Papa would let me get up and help him, and when we were
finished he would make me a glass of warm milk and honey and tuck me into bed.

“Where is my favorite daughter?” he would say, tweaking the end of my nose.

“She is right here. And she is your only daughter,” I would say with a sleepy smile, sinking into my soft, warm bed. Then I would close my eyes and dream of the sea and Mrs. Parker’s cherry pie.

Truly I was the luckiest girl in the world.

Then my luck changed. Here is how it happened.

Jebediah was Mrs. Parker’s boy and my favorite playmate. He was very clever and instructed me in all manner of useful things, such as how to throw clumps of manure at passing carriages, how to tease the butcher’s dog without being bitten, and how to spit. I am not boasting when I say I was excellent at spitting, the best in the neighborhood.

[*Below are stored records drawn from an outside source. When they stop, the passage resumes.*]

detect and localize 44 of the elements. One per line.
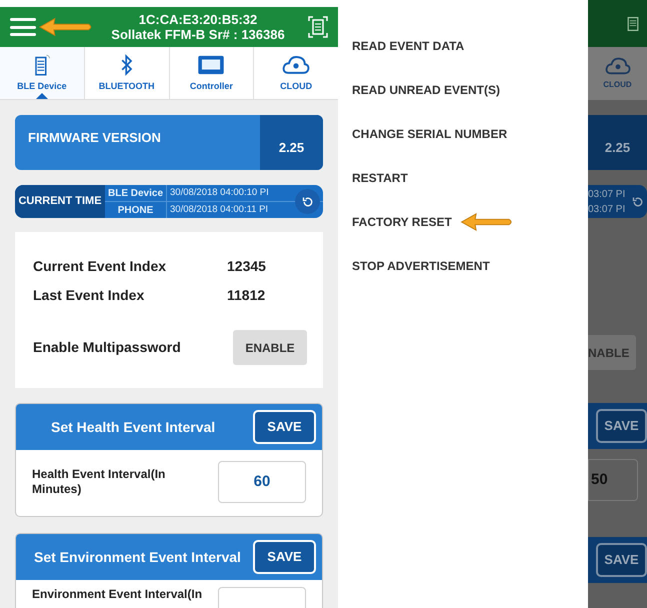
field-label: Health Event Interval(In Minutes): [32, 467, 166, 497]
menu-item[interactable]: READ EVENT DATA: [352, 37, 464, 55]
refresh-icon: [632, 196, 644, 208]
firmware-value: 2.25: [278, 138, 304, 157]
tab[interactable]: BLUETOOTH: [84, 47, 170, 99]
menu-item[interactable]: STOP ADVERTISEMENT: [352, 257, 490, 275]
device-address: 1C:CA:E3:20:B5:32: [138, 12, 258, 27]
scanner-icon[interactable]: [308, 16, 328, 38]
time-value: 30/08/2018 04:00:11 PI: [169, 203, 268, 217]
multipassword-label: Enable Multipassword: [33, 338, 181, 357]
input-field[interactable]: 60: [218, 461, 306, 503]
tab[interactable]: CLOUD: [254, 47, 338, 99]
interval-title: Set Health Event Interval: [50, 418, 216, 436]
time-source: BLE Device: [108, 186, 164, 200]
index-label: Last Event Index: [33, 286, 146, 305]
index-value: 12345: [227, 257, 266, 276]
firmware-value: 2.25: [604, 138, 630, 157]
interval-title: Set Environment Event Interval: [34, 548, 241, 566]
cloud-icon: [604, 56, 630, 76]
menu-icon[interactable]: [10, 18, 36, 36]
time-value: 30/08/2018 04:00:10 PI: [169, 186, 269, 200]
time-value: 03:07 PI: [588, 188, 626, 202]
device-icon: [32, 52, 51, 77]
menu-item[interactable]: CHANGE SERIAL NUMBER: [352, 125, 508, 143]
firmware-label: FIRMWARE VERSION: [27, 129, 162, 147]
save-button[interactable]: SAVE: [253, 540, 316, 574]
tab-label: CLOUD: [603, 79, 632, 91]
tab[interactable]: BLE Device: [0, 47, 85, 99]
menu-item[interactable]: RESTART: [352, 169, 408, 187]
refresh-icon[interactable]: [295, 189, 320, 214]
save-button[interactable]: SAVE: [253, 410, 316, 444]
time-source: PHONE: [118, 204, 154, 218]
menu-item[interactable]: FACTORY RESET: [352, 213, 452, 231]
device-name: Sollatek FFM-B Sr# : 136386: [111, 27, 285, 42]
current-time-label: CURRENT TIME: [18, 194, 102, 210]
enable-button[interactable]: ENABLE: [233, 330, 307, 365]
input-field: 50: [588, 459, 638, 501]
bluetooth-icon: [118, 52, 135, 77]
field-label: Environment Event Interval(In: [32, 587, 204, 602]
time-value: 03:07 PI: [588, 202, 626, 216]
tab[interactable]: Controller: [170, 47, 254, 99]
index-value: 11812: [227, 286, 266, 305]
index-label: Current Event Index: [33, 257, 168, 276]
menu-item[interactable]: READ UNREAD EVENT(S): [352, 81, 500, 99]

“You’re better than the pigeons themselves!” Jebediah would say, awestruck at my ability to hit a gentleman’s hat from the roof without the man even noticing. There were fellows who walked around Philadelphia all day who didn’t even know that they had great gobs of spit on their hats.

Jebediah was a fine spitter himself, and quite adept at using the space where his two front teeth used to be to lob a fine one at passersby. He’d lost his two front teeth when he’d slipped on a pat of manure and hit a cobblestone. Papa said that while spitting was a handy skill, the teeth would likely not grow back.

The streets of Philadelphia were our playground. And how
we played! We played with the newspaper boys, and the orphans, and the stray dogs, and Papa said we should, if at all possible, be careful to avoid the alleys where people were dying from cholera. One of our favorite games was lobbing rotten apples at the old tree outside the Biddle house on Arch Street. It was a towering tree that seemed to reach to heaven itself, and we would spend hours trying to see who could hit the highest branch.

One autumn day Jebediah and I were challenged to a throwing contest by two boys from Arch Street, Horace Fink and Godfrey Hale. I am afraid that Horace was a disagreeable boy with big ears, and Godfrey Hale had a weepy eye and liked to stick his finger up his nose as if digging for gold.